Death Metal takes a few more crazy twists into account as the story opens. We have Wally West, the post-Crisis on Infinite Earths Flash, who now has the power of Watchmen’s Doctor Manhattan after the FLASH FORWARD Series, who acknowledges that Manhattan’s attempts at fixing things at the end of DOOMSDAY CLOCK caused a whole new set of problems.
As the new miniseries opens, the Batman Who Laughs has made a deal with Perpetua and has reshaped the world in his image. He has his own Justice League, tormenting the members of the actual Justice League to feed Perpetua’s power. To counter this, the real Batman uses a Black Lantern ring to raise Revolutionary soldiers to battle the Laughing League, which is really more of a distraction than anything else.
But Death Metal isn’t a story about Batman overcoming the odds and saving the world. In this first issue, at least, he’s little more than a cameo appearance, leading some exposition to bring everyone up to speed (which we also get from Wally, appropriately). Instead, this first issue is a spotlight for Wonder Woman, and it makes this first issue infinitely more interesting. We’ve seen Snyder and Capullo focus on the Bat, but putting Diana front and center gives a new perspective, and opens up different avenues of storytelling.
The most intriguing avenue is Diana’s willingness to kill if need be. That particular character trait gives the first issue a crazy turn, and it’s left me wondering where things go from here.
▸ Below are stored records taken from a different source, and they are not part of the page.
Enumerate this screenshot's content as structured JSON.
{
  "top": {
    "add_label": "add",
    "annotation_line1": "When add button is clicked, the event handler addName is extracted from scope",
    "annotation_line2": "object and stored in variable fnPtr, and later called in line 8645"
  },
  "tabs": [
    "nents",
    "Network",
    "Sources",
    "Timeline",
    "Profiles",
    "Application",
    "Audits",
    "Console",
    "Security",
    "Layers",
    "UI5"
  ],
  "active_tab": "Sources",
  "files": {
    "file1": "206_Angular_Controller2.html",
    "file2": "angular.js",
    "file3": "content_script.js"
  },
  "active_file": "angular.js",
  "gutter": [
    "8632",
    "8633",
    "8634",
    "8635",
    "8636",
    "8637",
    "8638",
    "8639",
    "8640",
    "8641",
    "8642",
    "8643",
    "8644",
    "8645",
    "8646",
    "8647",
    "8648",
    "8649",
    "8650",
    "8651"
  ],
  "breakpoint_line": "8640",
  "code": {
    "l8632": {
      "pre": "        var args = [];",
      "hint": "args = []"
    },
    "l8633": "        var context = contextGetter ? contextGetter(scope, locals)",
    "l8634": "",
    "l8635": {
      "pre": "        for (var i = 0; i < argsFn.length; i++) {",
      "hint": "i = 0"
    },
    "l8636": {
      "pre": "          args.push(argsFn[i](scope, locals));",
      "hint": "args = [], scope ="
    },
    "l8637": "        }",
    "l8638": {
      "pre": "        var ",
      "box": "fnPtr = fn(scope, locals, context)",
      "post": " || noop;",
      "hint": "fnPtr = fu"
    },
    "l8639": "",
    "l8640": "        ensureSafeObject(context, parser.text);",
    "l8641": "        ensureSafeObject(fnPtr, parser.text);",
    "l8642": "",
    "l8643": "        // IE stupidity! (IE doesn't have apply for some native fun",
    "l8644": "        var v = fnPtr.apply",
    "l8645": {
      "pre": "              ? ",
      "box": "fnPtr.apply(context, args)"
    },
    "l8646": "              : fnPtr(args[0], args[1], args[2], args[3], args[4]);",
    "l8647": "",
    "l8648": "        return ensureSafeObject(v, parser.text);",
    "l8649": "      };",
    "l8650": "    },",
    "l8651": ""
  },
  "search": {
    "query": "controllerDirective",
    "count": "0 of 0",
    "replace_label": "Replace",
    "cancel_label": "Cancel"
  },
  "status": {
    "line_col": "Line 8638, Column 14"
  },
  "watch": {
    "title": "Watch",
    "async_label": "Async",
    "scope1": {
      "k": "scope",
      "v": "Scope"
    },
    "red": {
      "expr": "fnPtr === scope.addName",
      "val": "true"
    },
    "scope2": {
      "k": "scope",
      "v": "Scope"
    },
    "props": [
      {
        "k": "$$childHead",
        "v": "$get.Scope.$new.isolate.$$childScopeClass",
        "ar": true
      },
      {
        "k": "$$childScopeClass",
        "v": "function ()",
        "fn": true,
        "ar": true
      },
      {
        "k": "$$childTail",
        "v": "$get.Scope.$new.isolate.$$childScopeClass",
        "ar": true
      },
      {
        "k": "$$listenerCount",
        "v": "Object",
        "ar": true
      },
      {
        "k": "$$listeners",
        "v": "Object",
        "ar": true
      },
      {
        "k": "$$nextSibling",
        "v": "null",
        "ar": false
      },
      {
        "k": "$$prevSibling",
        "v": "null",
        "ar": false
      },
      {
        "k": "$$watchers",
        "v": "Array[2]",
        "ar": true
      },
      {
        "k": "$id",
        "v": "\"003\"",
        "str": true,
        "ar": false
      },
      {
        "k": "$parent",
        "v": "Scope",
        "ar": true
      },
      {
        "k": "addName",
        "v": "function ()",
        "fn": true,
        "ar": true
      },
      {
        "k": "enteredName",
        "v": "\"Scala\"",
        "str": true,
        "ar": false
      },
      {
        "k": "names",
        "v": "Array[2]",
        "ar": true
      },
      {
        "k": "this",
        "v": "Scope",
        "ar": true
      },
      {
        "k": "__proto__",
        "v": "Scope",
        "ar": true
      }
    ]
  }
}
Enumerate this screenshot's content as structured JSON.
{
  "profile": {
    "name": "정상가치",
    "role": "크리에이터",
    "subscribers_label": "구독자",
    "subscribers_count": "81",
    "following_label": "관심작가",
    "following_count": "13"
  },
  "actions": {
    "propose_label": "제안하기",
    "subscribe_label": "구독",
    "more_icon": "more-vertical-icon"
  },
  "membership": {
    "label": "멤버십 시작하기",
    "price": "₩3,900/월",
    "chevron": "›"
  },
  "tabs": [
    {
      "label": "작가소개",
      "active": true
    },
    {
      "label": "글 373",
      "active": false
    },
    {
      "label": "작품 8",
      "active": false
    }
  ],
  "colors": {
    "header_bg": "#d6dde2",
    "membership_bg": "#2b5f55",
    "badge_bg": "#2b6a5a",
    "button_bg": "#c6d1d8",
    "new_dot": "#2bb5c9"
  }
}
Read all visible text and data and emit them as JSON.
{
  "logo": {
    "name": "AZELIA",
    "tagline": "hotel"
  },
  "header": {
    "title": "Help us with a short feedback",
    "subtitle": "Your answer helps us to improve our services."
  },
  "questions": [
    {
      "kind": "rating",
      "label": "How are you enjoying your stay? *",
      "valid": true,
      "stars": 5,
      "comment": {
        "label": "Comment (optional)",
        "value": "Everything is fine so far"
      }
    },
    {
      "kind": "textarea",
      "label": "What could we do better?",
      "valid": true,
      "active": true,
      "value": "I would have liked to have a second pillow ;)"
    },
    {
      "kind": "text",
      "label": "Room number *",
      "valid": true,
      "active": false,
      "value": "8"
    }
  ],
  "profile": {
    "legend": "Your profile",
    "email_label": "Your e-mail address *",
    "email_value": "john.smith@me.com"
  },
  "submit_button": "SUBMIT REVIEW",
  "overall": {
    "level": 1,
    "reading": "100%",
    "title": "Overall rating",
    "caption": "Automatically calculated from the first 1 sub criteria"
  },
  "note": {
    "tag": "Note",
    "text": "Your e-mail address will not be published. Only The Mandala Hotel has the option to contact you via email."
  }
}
Dark Nights: Death Metal has me more intrigued than any other first issue Scott Snyder has produced over the last few years. In addition to all the weird concepts Snyder has introduced to the Batman mythos over the years, now he has the cosmic portions of his Justice League run, Geoff Johns’ DOOMSDAY CLOCK and the follow-up Flash Forward series to play with as well. And there’s no telling where this is all going to end up.